Andererseits wird die Konkurrenzfirma, nachdem sie Dich nicht bekommen hat, natürlich weiterhin Leute suchen, und demnach auch allen Deinen Kollegen und Kolleginnen ein Abwerbeangebot machen. Dann gehen die auch alle nacheinander zum Chef und verlangen 20% mehr. Dein Chef kennt das nun ja schon und macht das ebenso „diskussionslos“.

Vielleicht hast Du die 20% auch nur deshalb diskussionslos bekommen, weil Du der letzte warst, den die Konkurrenzfirma abwerben wollte, und Deine Kollegen alle schon vor Dir beim Chef waren und ihre 20% abgeholt haben. :wink:

„Hier sollte - trotz der identen Arbeitsleistung- für den/die ArbeitgeberIn eine solche Inzentivierung dieser Schicht möglich sein.“
Das kannst Du als AG auch machen. Die Tarifverträge sind voll von solchen „Zeitzuschlägen“.

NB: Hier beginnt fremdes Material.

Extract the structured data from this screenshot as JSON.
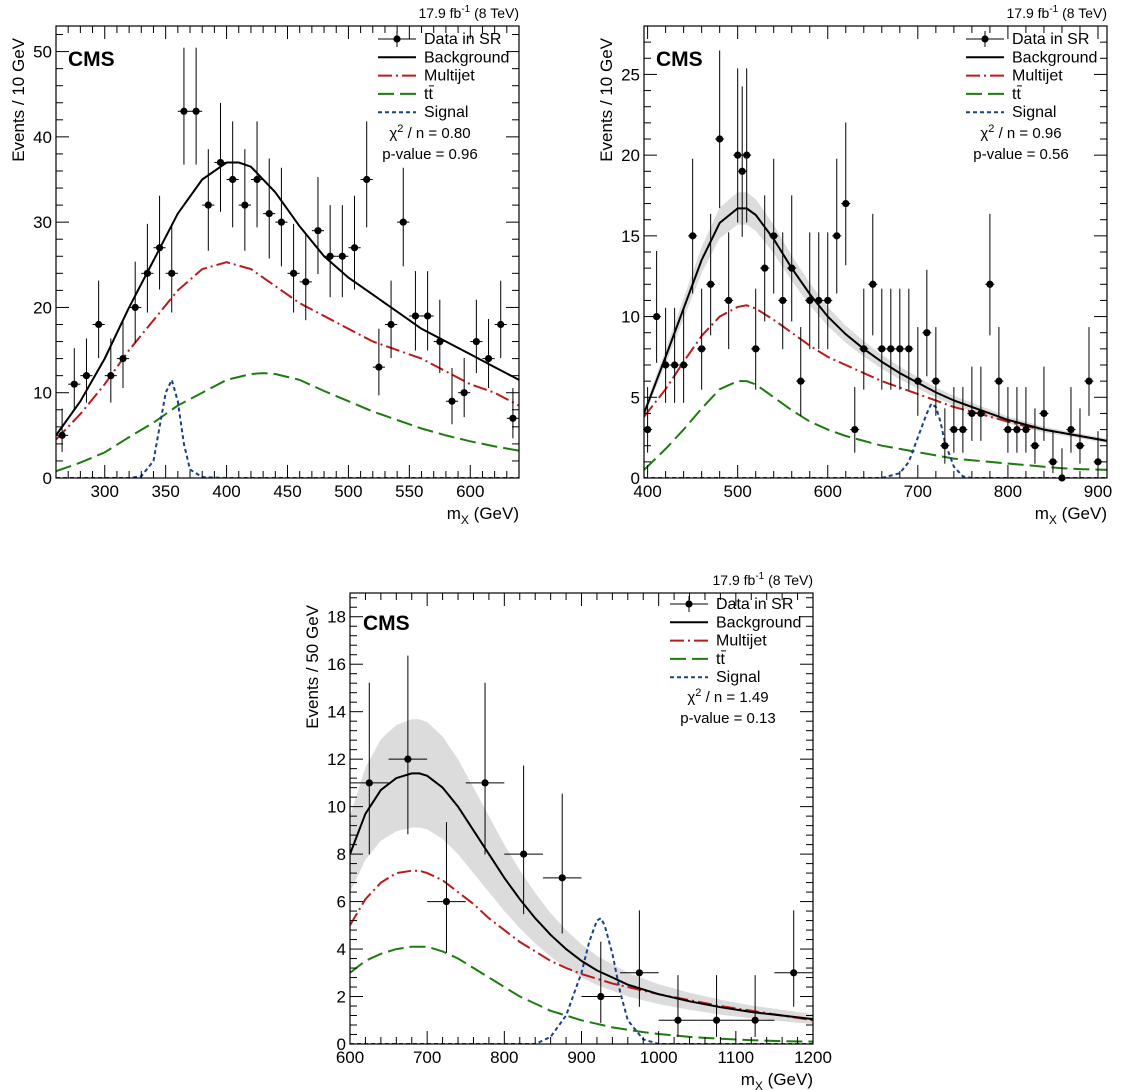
{
  "chart_data": [
    {
      "type": "scatter",
      "lumi": "17.9 fb",
      "lumi_sup": "-1",
      "energy": " (8 TeV)",
      "experiment": "CMS",
      "xlabel_main": "m",
      "xlabel_sub": "X",
      "xlabel_unit": " (GeV)",
      "ylabel": "Events / 10 GeV",
      "xlim": [
        260,
        640
      ],
      "ylim": [
        0,
        53
      ],
      "xticks": [
        300,
        350,
        400,
        450,
        500,
        550,
        600
      ],
      "xtick_labels": [
        "300",
        "350",
        "400",
        "450",
        "500",
        "550",
        "600"
      ],
      "yticks": [
        0,
        10,
        20,
        30,
        40,
        50
      ],
      "ytick_labels": [
        "0",
        "10",
        "20",
        "30",
        "40",
        "50"
      ],
      "legend": {
        "data": "Data in SR",
        "background": "Background",
        "multijet": "Multijet",
        "ttbar": "tt",
        "signal": "Signal"
      },
      "chi2_label": "χ",
      "chi2_sup": "2",
      "chi2_value": " / n = 0.80",
      "pvalue_text": "p-value = 0.96",
      "bin_half_width": 5,
      "has_band": false,
      "data": {
        "x": [
          265,
          275,
          285,
          295,
          305,
          315,
          325,
          335,
          345,
          355,
          365,
          375,
          385,
          395,
          405,
          415,
          425,
          435,
          445,
          455,
          465,
          475,
          485,
          495,
          505,
          515,
          525,
          535,
          545,
          555,
          565,
          575,
          585,
          595,
          605,
          615,
          625,
          635
        ],
        "y": [
          5,
          11,
          12,
          18,
          12,
          14,
          20,
          24,
          27,
          24,
          43,
          43,
          32,
          37,
          35,
          32,
          35,
          31,
          30,
          24,
          23,
          29,
          26,
          26,
          27,
          35,
          13,
          18,
          30,
          19,
          19,
          16,
          9,
          10,
          16,
          14,
          18,
          7
        ]
      },
      "background": {
        "x": [
          260,
          280,
          300,
          320,
          340,
          360,
          380,
          400,
          410,
          420,
          440,
          460,
          480,
          500,
          520,
          540,
          560,
          580,
          600,
          620,
          640
        ],
        "y": [
          5,
          9,
          14,
          20,
          25.5,
          31,
          35,
          37,
          37,
          36.5,
          33.5,
          29.5,
          26,
          23.5,
          21.5,
          19.5,
          17.5,
          16,
          14.5,
          13,
          11.5
        ]
      },
      "multijet": {
        "x": [
          260,
          280,
          300,
          320,
          340,
          360,
          380,
          400,
          420,
          440,
          460,
          480,
          500,
          520,
          540,
          560,
          580,
          600,
          620,
          640
        ],
        "y": [
          4.5,
          7.5,
          11,
          15,
          18.5,
          22,
          24.5,
          25.3,
          24.5,
          22.5,
          20.5,
          19,
          17.5,
          16,
          15,
          14,
          12.5,
          11,
          10,
          8.5
        ]
      },
      "ttbar": {
        "x": [
          260,
          280,
          300,
          320,
          340,
          360,
          380,
          400,
          420,
          430,
          440,
          460,
          480,
          500,
          520,
          540,
          560,
          580,
          600,
          620,
          640
        ],
        "y": [
          0.8,
          1.8,
          3,
          4.8,
          6.5,
          8.5,
          10,
          11.5,
          12.2,
          12.3,
          12.2,
          11.5,
          10.2,
          9,
          7.8,
          6.8,
          5.8,
          5,
          4.3,
          3.7,
          3.2
        ]
      },
      "signal": {
        "x": [
          260,
          320,
          330,
          340,
          345,
          350,
          355,
          360,
          365,
          370,
          380,
          400,
          640
        ],
        "y": [
          0,
          0,
          0.2,
          2,
          6,
          10,
          11.5,
          9,
          4,
          1,
          0.1,
          0,
          0
        ]
      }
    },
    {
      "type": "scatter",
      "lumi": "17.9 fb",
      "lumi_sup": "-1",
      "energy": " (8 TeV)",
      "experiment": "CMS",
      "xlabel_main": "m",
      "xlabel_sub": "X",
      "xlabel_unit": " (GeV)",
      "ylabel": "Events / 10 GeV",
      "xlim": [
        396,
        910
      ],
      "ylim": [
        0,
        28
      ],
      "xticks": [
        400,
        500,
        600,
        700,
        800,
        900
      ],
      "xtick_labels": [
        "400",
        "500",
        "600",
        "700",
        "800",
        "900"
      ],
      "yticks": [
        0,
        5,
        10,
        15,
        20,
        25
      ],
      "ytick_labels": [
        "0",
        "5",
        "10",
        "15",
        "20",
        "25"
      ],
      "legend": {
        "data": "Data in SR",
        "background": "Background",
        "multijet": "Multijet",
        "ttbar": "tt",
        "signal": "Signal"
      },
      "chi2_label": "χ",
      "chi2_sup": "2",
      "chi2_value": " / n = 0.96",
      "pvalue_text": "p-value = 0.56",
      "bin_half_width": 5,
      "has_band": true,
      "data": {
        "x": [
          400,
          410,
          420,
          430,
          440,
          450,
          460,
          470,
          480,
          490,
          500,
          505,
          510,
          520,
          530,
          540,
          550,
          560,
          570,
          580,
          590,
          600,
          610,
          620,
          630,
          640,
          650,
          660,
          670,
          680,
          690,
          700,
          710,
          720,
          730,
          740,
          750,
          760,
          770,
          780,
          790,
          800,
          810,
          820,
          830,
          840,
          850,
          860,
          870,
          880,
          890,
          900
        ],
        "y": [
          3,
          10,
          7,
          7,
          7,
          15,
          8,
          12,
          21,
          11,
          20,
          19,
          20,
          8,
          13,
          15,
          11,
          13,
          6,
          11,
          11,
          11,
          15,
          17,
          3,
          8,
          12,
          8,
          8,
          8,
          8,
          6,
          9,
          6,
          2,
          3,
          3,
          4,
          4,
          12,
          6,
          3,
          3,
          3,
          2,
          4,
          1,
          0,
          3,
          2,
          6,
          1
        ]
      },
      "background": {
        "x": [
          396,
          420,
          440,
          460,
          480,
          500,
          510,
          520,
          540,
          560,
          580,
          600,
          620,
          640,
          660,
          680,
          700,
          720,
          740,
          760,
          780,
          800,
          820,
          840,
          860,
          880,
          910
        ],
        "y": [
          4,
          7.5,
          10.5,
          13.5,
          15.8,
          16.7,
          16.7,
          16.3,
          14.8,
          13,
          11.4,
          10,
          8.9,
          8,
          7.2,
          6.5,
          5.9,
          5.3,
          4.8,
          4.4,
          4,
          3.6,
          3.3,
          3,
          2.8,
          2.6,
          2.3
        ]
      },
      "multijet": {
        "x": [
          396,
          420,
          440,
          460,
          480,
          500,
          510,
          520,
          540,
          560,
          580,
          600,
          620,
          640,
          660,
          680,
          700,
          720,
          740,
          760,
          780,
          800,
          820,
          840,
          860,
          880,
          910
        ],
        "y": [
          3.8,
          5.5,
          7.2,
          8.8,
          10,
          10.6,
          10.7,
          10.5,
          9.8,
          9,
          8.2,
          7.5,
          7,
          6.5,
          6,
          5.6,
          5.2,
          4.8,
          4.4,
          4.1,
          3.8,
          3.5,
          3.2,
          3,
          2.8,
          2.6,
          2.3
        ]
      },
      "ttbar": {
        "x": [
          396,
          420,
          440,
          460,
          480,
          500,
          510,
          520,
          540,
          560,
          580,
          600,
          620,
          640,
          660,
          680,
          700,
          720,
          740,
          760,
          780,
          800,
          820,
          840,
          860,
          880,
          910
        ],
        "y": [
          0.5,
          1.8,
          3,
          4.3,
          5.5,
          6,
          6,
          5.8,
          5,
          4.2,
          3.5,
          3,
          2.6,
          2.3,
          2,
          1.8,
          1.6,
          1.4,
          1.2,
          1.1,
          1,
          0.9,
          0.8,
          0.7,
          0.6,
          0.55,
          0.5
        ]
      },
      "signal": {
        "x": [
          396,
          660,
          680,
          690,
          700,
          710,
          715,
          720,
          725,
          730,
          740,
          750,
          760,
          910
        ],
        "y": [
          0,
          0,
          0.3,
          1,
          2.5,
          4,
          4.6,
          4.4,
          3.5,
          2.2,
          0.7,
          0.1,
          0,
          0
        ]
      }
    },
    {
      "type": "scatter",
      "lumi": "17.9 fb",
      "lumi_sup": "-1",
      "energy": " (8 TeV)",
      "experiment": "CMS",
      "xlabel_main": "m",
      "xlabel_sub": "X",
      "xlabel_unit": " (GeV)",
      "ylabel": "Events / 50 GeV",
      "xlim": [
        600,
        1200
      ],
      "ylim": [
        0,
        19
      ],
      "xticks": [
        600,
        700,
        800,
        900,
        1000,
        1100,
        1200
      ],
      "xtick_labels": [
        "600",
        "700",
        "800",
        "900",
        "1000",
        "1100",
        "1200"
      ],
      "yticks": [
        0,
        2,
        4,
        6,
        8,
        10,
        12,
        14,
        16,
        18
      ],
      "ytick_labels": [
        "0",
        "2",
        "4",
        "6",
        "8",
        "10",
        "12",
        "14",
        "16",
        "18"
      ],
      "legend": {
        "data": "Data in SR",
        "background": "Background",
        "multijet": "Multijet",
        "ttbar": "tt",
        "signal": "Signal"
      },
      "chi2_label": "χ",
      "chi2_sup": "2",
      "chi2_value": " / n = 1.49",
      "pvalue_text": "p-value = 0.13",
      "bin_half_width": 25,
      "has_band": true,
      "data": {
        "x": [
          625,
          675,
          725,
          775,
          825,
          875,
          925,
          975,
          1025,
          1075,
          1125,
          1175
        ],
        "y": [
          11,
          12,
          6,
          11,
          8,
          7,
          2,
          3,
          1,
          1,
          1,
          3
        ]
      },
      "background": {
        "x": [
          600,
          620,
          640,
          660,
          680,
          690,
          700,
          720,
          740,
          760,
          780,
          800,
          820,
          840,
          860,
          880,
          900,
          920,
          940,
          960,
          980,
          1000,
          1040,
          1080,
          1120,
          1160,
          1200
        ],
        "y": [
          8,
          9.7,
          10.7,
          11.2,
          11.4,
          11.4,
          11.3,
          10.8,
          10,
          9,
          8,
          7,
          6.1,
          5.3,
          4.6,
          4,
          3.5,
          3.1,
          2.8,
          2.5,
          2.3,
          2.1,
          1.8,
          1.55,
          1.35,
          1.2,
          1.05
        ]
      },
      "multijet": {
        "x": [
          600,
          620,
          640,
          660,
          680,
          690,
          700,
          720,
          740,
          760,
          780,
          800,
          820,
          840,
          860,
          880,
          900,
          920,
          940,
          960,
          980,
          1000,
          1040,
          1080,
          1120,
          1160,
          1200
        ],
        "y": [
          5,
          6.1,
          6.8,
          7.2,
          7.3,
          7.3,
          7.2,
          6.9,
          6.4,
          5.9,
          5.3,
          4.8,
          4.3,
          3.9,
          3.5,
          3.2,
          2.95,
          2.75,
          2.55,
          2.4,
          2.25,
          2.1,
          1.85,
          1.6,
          1.4,
          1.2,
          1
        ]
      },
      "ttbar": {
        "x": [
          600,
          620,
          640,
          660,
          680,
          690,
          700,
          720,
          740,
          760,
          780,
          800,
          820,
          840,
          860,
          880,
          900,
          920,
          940,
          960,
          980,
          1000,
          1040,
          1080,
          1120,
          1160,
          1200
        ],
        "y": [
          3,
          3.5,
          3.8,
          4,
          4.1,
          4.1,
          4.1,
          3.9,
          3.6,
          3.2,
          2.8,
          2.4,
          2,
          1.7,
          1.4,
          1.2,
          1,
          0.85,
          0.7,
          0.6,
          0.5,
          0.42,
          0.3,
          0.22,
          0.16,
          0.12,
          0.1
        ]
      },
      "signal": {
        "x": [
          600,
          840,
          860,
          880,
          900,
          910,
          920,
          925,
          930,
          940,
          950,
          960,
          980,
          1000,
          1200
        ],
        "y": [
          0,
          0,
          0.3,
          1.2,
          3,
          4.3,
          5.2,
          5.3,
          5,
          3.8,
          2.2,
          1,
          0.2,
          0,
          0
        ]
      }
    }
  ]
}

Gleiche Arbeit zu unterschiedlicher Tageszeit darf anders entlohnt werden? Dann ist das doch der Weg raus für alle Arbeitgeber. Alle Arbeitnehmer werden je nach Lohn ein paar Minuten zeitversetzt anfangen gelassen- schon ist die gleiche Arbeit nicht mehr gleich zu entlohnen.

Ein Steuersparmodell erwächst hieraus auch:
Eine Person wird wissentlich geringer entlohnt als eine andere. Dadurch spart sich das Unternehmen über Jahre die Abgaben und Steuern, ebenso der geringer entlohnte Arbeitnehmer. Dieser kann über die Zeit gegebenenfalls einen Kredit von dem Unternehmen bekommen. Nach ein paar Jahren klagt dann der geringer entlohnte Arbeitnehmer gegen den Arbeitgeber und bekommt die ausgleichende Lohnforderungen nachgezahlt. Der Zinseszinseffekt sowie die Zeitkomponente der Steueraufschiebung sollte das für alle (bis auf den Staat) lukrativ ausgestaltbar werden lassen.